A Accra III, cette option pour la paix aura été couronnée, le président du Faso ayant été au centre du compromis politique intervenu entre les protagonistes de la crise ivoirienne.

Après avoir reçu tard dans la nuit du jeudi 29 juillet le leader du RDR, Alassane Ouattara, la journée du 30 juillet aura été particulièrement chargée pour le Chef de l’Etat. Entretien avec le leaders des Forces nouvelles (sur lesquels il jouit d’un magistère moral pour les avoir accordé l’asile politique pendant leur "errance") pour infléchir leur position, discussions avec le président Gbagbo pour certainement lui faire comprendre la gravité de l’heure et la nécessité de mettre de l’eau dans son vin, échanges avec Seydou Diarra pour le rassurer de son soutien, la diplomatie "souterraine" burkinabè a été active et efficace à Accra III.

Le président ivoirien lui ayant donné des gages de sa bonne foi à Bamako II, sur le respect des orientations données par la grande commission mixte ivoiro-burkinabè tenu les 15 et 16 juillet à Abidjan, Compaoré ne pouvait que hâter cette occurrence en aidant à la résolution des contradictions inter ivoiriennes. Car, faut-il le rappeler, le souci majeur du Burkina Faso tout au long de cette crise aura été le sort de nos compatriotes vivant en Côte d’Ivoire. Un souci qui aura grandement guidé la position de sagesse du pays face à certaines dérives du camp d’en face. Car, faut-il le rappeler, "on ne brûle pas une forêt où on a beaucoup de sauterelles".

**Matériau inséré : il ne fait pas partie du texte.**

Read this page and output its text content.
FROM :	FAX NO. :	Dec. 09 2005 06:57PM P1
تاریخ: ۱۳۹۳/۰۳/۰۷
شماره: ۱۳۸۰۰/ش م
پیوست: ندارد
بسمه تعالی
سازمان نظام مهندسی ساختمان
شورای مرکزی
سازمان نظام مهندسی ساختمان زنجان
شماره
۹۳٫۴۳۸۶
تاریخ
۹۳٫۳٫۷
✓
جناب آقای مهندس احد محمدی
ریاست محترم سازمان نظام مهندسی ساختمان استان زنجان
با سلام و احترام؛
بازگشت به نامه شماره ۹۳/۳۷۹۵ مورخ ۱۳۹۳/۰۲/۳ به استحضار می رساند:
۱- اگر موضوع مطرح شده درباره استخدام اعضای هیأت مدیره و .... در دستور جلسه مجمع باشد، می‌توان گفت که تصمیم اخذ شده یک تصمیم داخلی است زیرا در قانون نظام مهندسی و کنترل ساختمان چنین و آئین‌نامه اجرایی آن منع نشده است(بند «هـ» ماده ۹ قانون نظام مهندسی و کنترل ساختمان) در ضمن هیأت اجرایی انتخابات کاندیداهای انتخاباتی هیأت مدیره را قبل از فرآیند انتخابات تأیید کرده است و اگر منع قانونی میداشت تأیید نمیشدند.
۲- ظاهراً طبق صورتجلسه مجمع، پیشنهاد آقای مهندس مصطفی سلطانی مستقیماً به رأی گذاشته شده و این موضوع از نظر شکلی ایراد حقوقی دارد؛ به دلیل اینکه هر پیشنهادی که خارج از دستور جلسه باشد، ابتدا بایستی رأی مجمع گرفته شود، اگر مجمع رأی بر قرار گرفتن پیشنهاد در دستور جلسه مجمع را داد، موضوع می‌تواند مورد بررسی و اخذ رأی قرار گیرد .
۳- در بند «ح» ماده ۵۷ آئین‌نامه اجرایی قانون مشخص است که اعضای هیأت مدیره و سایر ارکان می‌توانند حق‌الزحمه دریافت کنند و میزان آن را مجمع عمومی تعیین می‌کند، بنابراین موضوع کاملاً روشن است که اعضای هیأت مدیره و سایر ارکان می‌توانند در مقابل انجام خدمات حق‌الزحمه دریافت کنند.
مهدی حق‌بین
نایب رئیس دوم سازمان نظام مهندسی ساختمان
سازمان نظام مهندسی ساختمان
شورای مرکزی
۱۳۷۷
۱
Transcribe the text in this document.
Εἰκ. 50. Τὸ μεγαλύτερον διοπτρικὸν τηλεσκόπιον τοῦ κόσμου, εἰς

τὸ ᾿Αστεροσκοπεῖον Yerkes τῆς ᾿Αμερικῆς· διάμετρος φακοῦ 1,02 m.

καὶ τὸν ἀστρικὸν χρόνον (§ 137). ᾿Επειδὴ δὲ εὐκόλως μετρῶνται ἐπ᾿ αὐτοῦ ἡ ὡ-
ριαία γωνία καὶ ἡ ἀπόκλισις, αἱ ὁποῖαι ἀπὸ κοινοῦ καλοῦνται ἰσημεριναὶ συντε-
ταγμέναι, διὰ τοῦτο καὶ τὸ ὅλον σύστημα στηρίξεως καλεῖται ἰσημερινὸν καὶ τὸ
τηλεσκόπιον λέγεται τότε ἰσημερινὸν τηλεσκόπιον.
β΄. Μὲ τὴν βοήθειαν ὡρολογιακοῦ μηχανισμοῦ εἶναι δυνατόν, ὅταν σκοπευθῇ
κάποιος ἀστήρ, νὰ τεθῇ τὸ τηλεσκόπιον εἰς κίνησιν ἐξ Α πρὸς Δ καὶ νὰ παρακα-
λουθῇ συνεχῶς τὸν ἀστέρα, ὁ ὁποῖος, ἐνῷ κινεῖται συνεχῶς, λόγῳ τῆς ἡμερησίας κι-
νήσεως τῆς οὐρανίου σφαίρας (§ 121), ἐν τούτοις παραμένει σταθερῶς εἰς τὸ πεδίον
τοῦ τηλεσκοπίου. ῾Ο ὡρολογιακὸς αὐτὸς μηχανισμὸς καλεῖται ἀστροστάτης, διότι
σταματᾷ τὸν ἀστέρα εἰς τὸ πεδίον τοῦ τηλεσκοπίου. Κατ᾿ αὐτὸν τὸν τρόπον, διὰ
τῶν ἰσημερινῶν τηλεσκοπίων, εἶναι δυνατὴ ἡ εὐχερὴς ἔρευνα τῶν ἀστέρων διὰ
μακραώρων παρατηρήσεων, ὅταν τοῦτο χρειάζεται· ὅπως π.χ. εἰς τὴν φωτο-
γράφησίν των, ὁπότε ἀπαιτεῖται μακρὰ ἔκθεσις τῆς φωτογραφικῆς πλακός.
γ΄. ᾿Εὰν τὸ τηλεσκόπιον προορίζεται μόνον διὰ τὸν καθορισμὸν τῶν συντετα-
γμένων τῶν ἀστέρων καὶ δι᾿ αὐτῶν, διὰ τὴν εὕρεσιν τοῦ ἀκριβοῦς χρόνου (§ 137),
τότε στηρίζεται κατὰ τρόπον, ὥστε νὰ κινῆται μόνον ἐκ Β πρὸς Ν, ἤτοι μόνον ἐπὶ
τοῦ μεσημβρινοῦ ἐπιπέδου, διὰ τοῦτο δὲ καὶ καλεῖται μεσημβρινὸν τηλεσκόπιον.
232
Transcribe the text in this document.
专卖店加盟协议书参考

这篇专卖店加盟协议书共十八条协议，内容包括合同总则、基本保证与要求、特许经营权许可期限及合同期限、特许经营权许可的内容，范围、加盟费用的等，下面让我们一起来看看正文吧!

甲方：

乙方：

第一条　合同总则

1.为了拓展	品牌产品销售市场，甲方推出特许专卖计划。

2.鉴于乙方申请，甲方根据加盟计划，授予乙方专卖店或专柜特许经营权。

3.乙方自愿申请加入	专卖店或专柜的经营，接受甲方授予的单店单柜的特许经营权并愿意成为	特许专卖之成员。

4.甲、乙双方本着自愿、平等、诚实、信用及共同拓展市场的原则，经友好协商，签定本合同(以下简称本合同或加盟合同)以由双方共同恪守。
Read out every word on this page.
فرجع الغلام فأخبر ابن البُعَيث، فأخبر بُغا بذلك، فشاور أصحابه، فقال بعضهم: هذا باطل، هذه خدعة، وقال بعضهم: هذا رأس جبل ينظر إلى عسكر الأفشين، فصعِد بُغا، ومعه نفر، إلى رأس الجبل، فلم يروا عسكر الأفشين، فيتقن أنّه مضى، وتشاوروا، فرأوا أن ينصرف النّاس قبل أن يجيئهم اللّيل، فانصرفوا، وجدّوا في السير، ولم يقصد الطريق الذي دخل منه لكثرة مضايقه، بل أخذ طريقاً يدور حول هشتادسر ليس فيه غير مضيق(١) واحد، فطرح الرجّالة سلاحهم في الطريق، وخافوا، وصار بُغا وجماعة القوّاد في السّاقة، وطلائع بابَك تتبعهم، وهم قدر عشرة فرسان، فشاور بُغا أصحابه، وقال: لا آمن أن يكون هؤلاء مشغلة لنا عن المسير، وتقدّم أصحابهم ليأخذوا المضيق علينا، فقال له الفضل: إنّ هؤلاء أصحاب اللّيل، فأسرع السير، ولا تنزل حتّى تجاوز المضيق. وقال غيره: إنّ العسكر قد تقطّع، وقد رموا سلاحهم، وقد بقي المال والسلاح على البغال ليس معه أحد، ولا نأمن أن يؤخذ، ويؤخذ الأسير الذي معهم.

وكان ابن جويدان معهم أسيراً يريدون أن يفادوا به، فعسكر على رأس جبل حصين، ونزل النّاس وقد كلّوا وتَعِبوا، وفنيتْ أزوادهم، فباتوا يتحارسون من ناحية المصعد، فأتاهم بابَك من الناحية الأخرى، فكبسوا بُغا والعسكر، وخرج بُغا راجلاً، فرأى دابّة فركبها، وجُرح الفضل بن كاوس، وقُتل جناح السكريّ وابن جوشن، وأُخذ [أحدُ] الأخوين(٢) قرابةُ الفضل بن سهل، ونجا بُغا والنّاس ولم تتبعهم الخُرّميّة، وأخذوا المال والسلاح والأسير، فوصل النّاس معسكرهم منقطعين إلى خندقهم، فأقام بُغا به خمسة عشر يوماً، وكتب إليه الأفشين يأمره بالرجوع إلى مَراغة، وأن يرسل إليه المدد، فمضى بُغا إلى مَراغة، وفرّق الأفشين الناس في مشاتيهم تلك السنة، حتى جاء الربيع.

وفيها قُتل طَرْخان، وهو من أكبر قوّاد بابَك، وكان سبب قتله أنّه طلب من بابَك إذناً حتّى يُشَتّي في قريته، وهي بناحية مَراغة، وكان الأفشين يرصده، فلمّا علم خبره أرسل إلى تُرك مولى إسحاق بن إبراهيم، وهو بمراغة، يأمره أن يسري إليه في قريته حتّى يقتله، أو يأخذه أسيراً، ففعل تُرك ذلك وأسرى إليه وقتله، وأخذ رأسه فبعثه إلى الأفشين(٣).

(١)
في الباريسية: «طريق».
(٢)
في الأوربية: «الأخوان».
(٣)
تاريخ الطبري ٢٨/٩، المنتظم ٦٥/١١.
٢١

Et, Dieu seul sait que les "sauterelles" burkinabè sont nombreuses dans la forêt ivoirienne. Voilà pourquoi le Faso s’en tenait à l’application stricte et entière des Accords de Linas-Marcoussis qui garantissent la sécurité physique et matérielle de ses ressortissants en Côte d’Ivoire. Une constance réaffirmée à Accra par Blaise Compaoré qui a souligné que les Accords de Marcoussis sont "un outil irremplaçable dans le cadre de la résolution de la crise ivoirienne".

Certains enjeux de la transition (notamment ceux de la "gouvernance de la transition") ayant été "clarifiés" à Accra III, le Burkina ne peut être que "satisfait" des conclusions du sommet. Un départ "nouveau avec beaucoup plus de visibilité dans l’application de Marcoussis", toute chose qui autorise à "la sérénité et à la confiance" dans l’avenir.

Boubakar SY


Le compromis politique

Sous l’égide des Nations-unies et le magistère des "poids lourds" de l’Union africaine, le Sommet d’Accra III, "étape décisive et essentielle" (Blaise Compaoré dixit) sur le chemin de la réconciliation en Côte d’Ivoire, s’est tenu les 29 et 30 juillet derniers. Les attentes n’auront pas été déçues suite au compromis politique qui a été obtenu entre les protagonistes de la crise. Cependant, seul le temps nous permettra de juger de la consistance de ce "deal" qui s’apparente beaucoup à un succédané de Marcoussis.

"C’est Marcoussis sous tropiques", s’est exclamé un confrère libérien avec lequel nous échangions sur les conclusions du Sommet d’Accra III, dans le hall du "Homowo Conférence Center" où se déroulaient les travaux. Un Marcoussis bis si tant est que lesdites conclusions reprennent dans le détail (en les adaptant à l’air du temps) les "orientations" données par la réunion interivoirienne de janvier 2003 à Marcoussis et à Kléber et "affinées" par le Sommet d’Accra II en novembre 2003.

Pour l’essentiel, il s’agissait dans l’esprit de ces Accords "d’assainir" les règles du jeu politique en Côte d’Ivoire, pour parvenir à la paix tant voulue par tous.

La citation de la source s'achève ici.